Previously, we saw an overly simple implementation of the Sieve of Eratosthenes. Without any optimizations, that code is pretty much only good for puzzles and learning. Even for puzzles, it may be too slow. Some of the puzzle problems out there require code to find the prime factorization of numbers. For small numbers, trial division might be ok. Often, the problems require the factorization for every number less than one million. Then... it gets slow. Using the same idea as the Sieve, we can prepare an array that contains a prime factor for every number, or one if the number is prime. Then, to get the full factorization of the number, we can walk the array. Here is the code to create the array:
def divisors(N):
    """return the biggest prime divisor for numbers less than N"""
    result = [1 for x in xrange(N)]
    for d in xrange(2,N):
        if result[d] > 1:  continue
        for j in xrange(d, N, d):
                result[j] = d
    return result
Then, to find the factorization of a number, we can look it up in the array to find a factor, then look up (n/p) in the array to find the next factor, and keep going until we are down to a prime number.
divs = divisors(2000)
def factor(n, divisors=divs):
        result = []
        while n > 1:
                p = divisors[n]
                if p == 1:
                        return result
                while n % p == 0:
                        n /= p
        return result
print 1000, factor(1000)
print 24, factor(24)
print 17*31, factor(17*31)
Often, the factorization is used for things like computer Euler's totient function, and then we don't care to return the factors, just the result of using them. I used ideone.com to work on this code: Ideone.com | RLRZt

Saturday, August 14, 2010

Sieve of Eratosthenes

Here is a simple implementation of the Sieve of Eratosthenes in Python.

from math import sqrt
def sieve(N):
    """Sieve of Eratosthenes.  Returns primes less than N

    # Set up the array.  2 is the first prime, not 1.
    ar = range(N)
    ar[1] = 0

    limit = 1 + int(sqrt( N))
    for d in xrange(2,limit):
        if ar[d]:
            # d is prime!  mark off the multiples of d.
            # note that we can start with d*d instead of 2*d.
            for j in xrange(d*d,N,d):
                ar[j] = 0
    return [x for x in ar if x]
There are several optimizations that people tend to do when they write this algorithm. But, this gets us most of the way.
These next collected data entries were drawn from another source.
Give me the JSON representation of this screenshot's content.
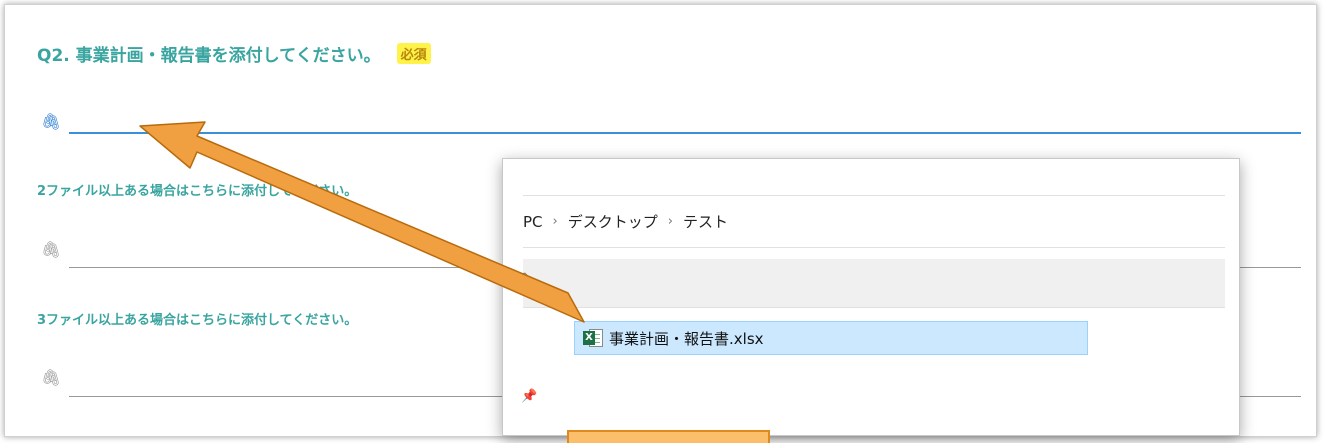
{
  "question": {
    "title": "Q2. 事業計画・報告書を添付してください。",
    "required_badge": "必須"
  },
  "fields": [
    {
      "label": "",
      "icon": "paperclip-icon"
    },
    {
      "label": "2ファイル以上ある場合はこちらに添付してください。",
      "icon": "paperclip-icon"
    },
    {
      "label": "3ファイル以上ある場合はこちらに添付してください。",
      "icon": "paperclip-icon"
    }
  ],
  "explorer": {
    "breadcrumb": [
      "PC",
      "デスクトップ",
      "テスト"
    ],
    "breadcrumb_sep": "›",
    "file_name": "事業計画・報告書.xlsx"
  },
  "colors": {
    "accent_teal": "#3aa5a0",
    "required_yellow": "#fff34a",
    "active_underline": "#3b8ed8",
    "arrow_orange": "#f0a040",
    "selection_blue": "#cce8ff"
  }
}
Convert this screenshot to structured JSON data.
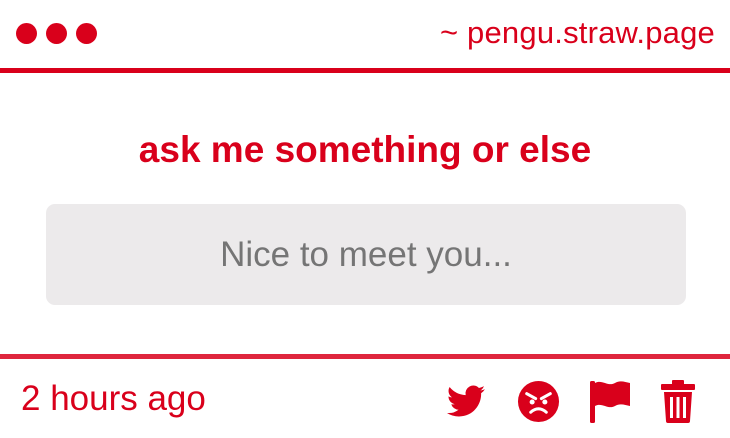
{
  "header": {
    "site_url": "~ pengu.straw.page"
  },
  "main": {
    "prompt": "ask me something or else",
    "input_placeholder": "Nice to meet you..."
  },
  "footer": {
    "timestamp": "2 hours ago",
    "actions": [
      {
        "name": "twitter-share",
        "icon": "twitter-icon"
      },
      {
        "name": "angry-reaction",
        "icon": "angry-face-icon"
      },
      {
        "name": "report",
        "icon": "flag-icon"
      },
      {
        "name": "delete",
        "icon": "trash-icon"
      }
    ]
  },
  "colors": {
    "accent": "#d9001b",
    "input_background": "#eceaeb",
    "page_background": "#ffffff"
  }
}
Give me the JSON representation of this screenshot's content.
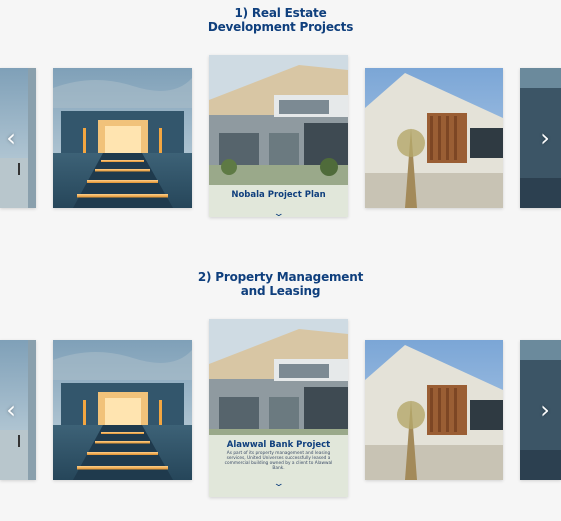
{
  "sections": [
    {
      "title_line1": "1) Real Estate",
      "title_line2": "Development Projects",
      "active_caption": {
        "title": "Nobala Project Plan",
        "description": ""
      }
    },
    {
      "title_line1": "2) Property Management",
      "title_line2": "and Leasing",
      "active_caption": {
        "title": "Alawwal Bank Project",
        "description": "As part of its property management and leasing services, United Universes successfully leased a commercial building owned by a client to Alawwal Bank."
      }
    }
  ],
  "icons": {
    "prev": "‹",
    "next": "›",
    "expand": "⌄"
  },
  "colors": {
    "title": "#0f3f7d",
    "background": "#f6f6f6"
  }
}
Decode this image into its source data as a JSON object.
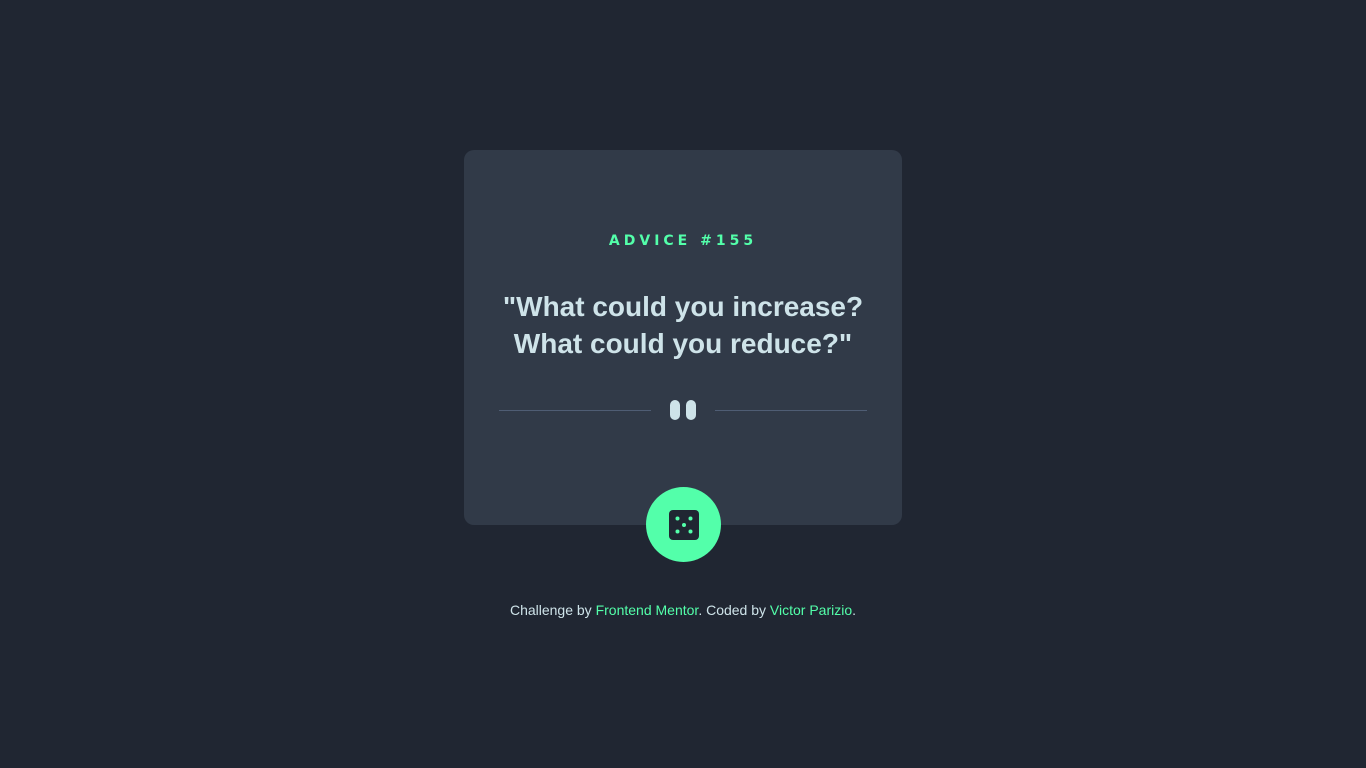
{
  "card": {
    "advice_label": "ADVICE #155",
    "advice_text": "\"What could you increase? What could you reduce?\""
  },
  "divider": {
    "icon": "pause-icon"
  },
  "dice_button": {
    "icon": "dice-icon"
  },
  "footer": {
    "prefix": "Challenge by ",
    "link1": "Frontend Mentor",
    "middle": ". Coded by ",
    "link2": "Victor Parizio",
    "suffix": "."
  },
  "colors": {
    "background": "#202632",
    "card": "#313a48",
    "accent": "#53ffaa",
    "text": "#cee3e9",
    "divider": "#4f5d74"
  }
}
I keep rewriting this function for Project Euler problems, but I should really keep a library of the functions I use, or better yet, use Sage.

Friday, August 13, 2010

Simple prime test in F#

Here is the same algorithm as the last post , but in F#. There is no way to break out of a for loop in F#, besides throwing an exception, so this code uses recursion instead.
let is_prime n =
    if n < 2 then false
        let limit = float n |> sqrt |> fun x -> x + 1. |> int
        let rec loop d =
            if d = limit then true
            elif n % d = 0 then false
            else loop (d + 1)
        loop 2

> [1..100] |> List.filter is_prime;;
val it : int list =
  [2; 3; 5; 7; 11; 13; 17; 19; 23; 29; 31; 37; 41;
   43; 47; 53; 59; 61; 67; 71; 73; 79; 83; 89; 97]

Thursday, August 12, 2010

Simple prime test in Python

A simple way to test if a number is prime is to check if the number is divisible by any other number besides one and itself. This can take a lot of time, but for small numbers, it might be ok.
def is_prime(n):
   # assumes n > 0
   if n < 2: return True
   for d in range(2,n):
       if n % d == 0: return False 
   return True
This simple function can be sped up by not checking as many numbers. We don't need to test all divisors up to n-1. The largest possible divisor is n/2, so we could stop there. But, even better, we can show that if there are any divisors, there must be divisor less than the sqrt(n). If p*q = n, then either p or q must be less than or equal to sqrt(n). Otherwise, p*q would be bigger than n. So, we can just loop up to sqrt(n) because we only need to find a divisor of n, not every divisor. Here is the updated code:
import math
def is_prime2(n):
    if n < 2: return False
    for d in xrange(2, int(math.sqrt(n)) + 1):
        if n % d == 0: return False
    return True

>>> [x for x in xrange(40) if is_prime2(x)]
[2, 3, 5, 7, 11, 13, 17, 19, 23, 29, 31, 37]

Finally, we could use the same code to find a divisor of a number. In fact, it finds the smallest divisor. Some of the more advanced primality tests do not determine any of the factors of the number.
def is_prime3(n):
    """returns the smallest divisor of n.  
       returns 1 if the number is prime, or less than 2"""
    if n < 2: return 1
    for d in xrange(2, int(math.sqrt(n)) + 1):
        if n % d == 0: return d
    return 1